A few final points to correct some points that others have made:
The new contract does not call for a two-tier benefit structure in the traditional sense of that term. Everyone — veteran employees and new hires, digital employees and traditional newsroom employees — will receive the same benefits. Where there will be “two benefits” is that we will get pension benefits from the existing, soon-to-be-frozen pension plan, and we will also get pension benefits from the new Adjustable Pension Plan.
As I understand things, David Herszenhorn isn’t quite right to say that the company’s $300,000 increased contribution toward our health plan will come out of the Guild’s health plan reserves. Under the deal, the Times is to increase its health-care contributions by $3.75 million — $750,000 in 2013, $1.5 million in 2014 and $1.5 million in 2015. That is expected to be more than enough to cover any increased outlays by the Guild-Times health plan. If all of that $3.75 million isn’t used up, then as much as $300,000 of that will go to supplement the Guild’s sagging, lagging dental fund.
With regard to what Matt Wald said about pensions: In a nutshell, the way the Adjustable Pension Plan works is, let’s say your salary is $100,000 and the actuaries declare that this year we will get 1.2 percent of our salaries for our pensions for this year. – That means you will get an annuity of $1,200 just for this year alone when you retire. Well if you work at the Times for 30 years, and the annual annuity percentage averages 1.2 percent of salary (some years it might be 1.1 or 1.3 percent) – then you should, at a minimum, get 30 times $1,200 or $36,000 as your pension.
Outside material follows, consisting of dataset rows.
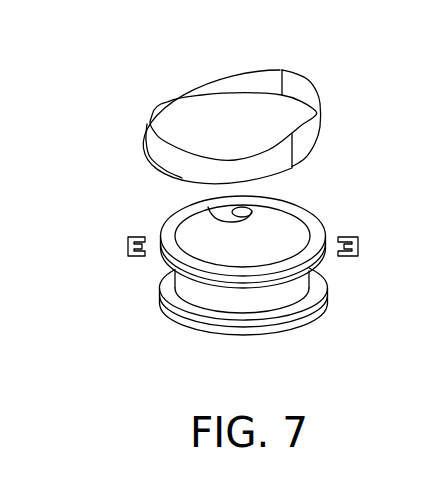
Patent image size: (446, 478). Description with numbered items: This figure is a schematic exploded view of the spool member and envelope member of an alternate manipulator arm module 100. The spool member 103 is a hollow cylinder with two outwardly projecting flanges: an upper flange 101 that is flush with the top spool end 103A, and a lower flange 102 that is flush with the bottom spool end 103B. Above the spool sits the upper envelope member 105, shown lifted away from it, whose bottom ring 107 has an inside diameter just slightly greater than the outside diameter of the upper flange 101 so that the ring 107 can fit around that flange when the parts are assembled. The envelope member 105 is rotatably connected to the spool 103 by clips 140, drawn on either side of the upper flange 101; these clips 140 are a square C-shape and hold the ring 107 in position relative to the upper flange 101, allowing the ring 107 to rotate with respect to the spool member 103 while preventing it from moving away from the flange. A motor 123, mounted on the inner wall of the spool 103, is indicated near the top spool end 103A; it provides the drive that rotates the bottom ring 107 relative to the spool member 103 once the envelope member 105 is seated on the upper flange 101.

The arm module 100 is at (114, 216).
The upper flange 101 is at (328, 261).
The lower flange 102 is at (303, 323).
The spool member 103 is at (214, 320).
The top spool end 103A is at (316, 214).
The bottom spool end 103B is at (247, 336).
The upper envelope member 105 is at (335, 86).
The bottom ring 107 is at (322, 129).
The motor 123 is at (217, 220).
The clips 140 is at (137, 256).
Actually, you would get more than that because the amount one multiplies 1.1% by will increase each year as your salary increases.
Also, if you work 30 years for the NYT — 20 years under the old, frozen pension plan and 10 under the new Adjustable Pension Plan, you will get your 20 years of benefits under the old plan and another 10 years of benefits under the new APP, which we all agree is likely to be somewhat less generous than the frozen pension plan.
Lastly, thanks for all the kind words for members of the negotiating committee. We pushed as hard as we could.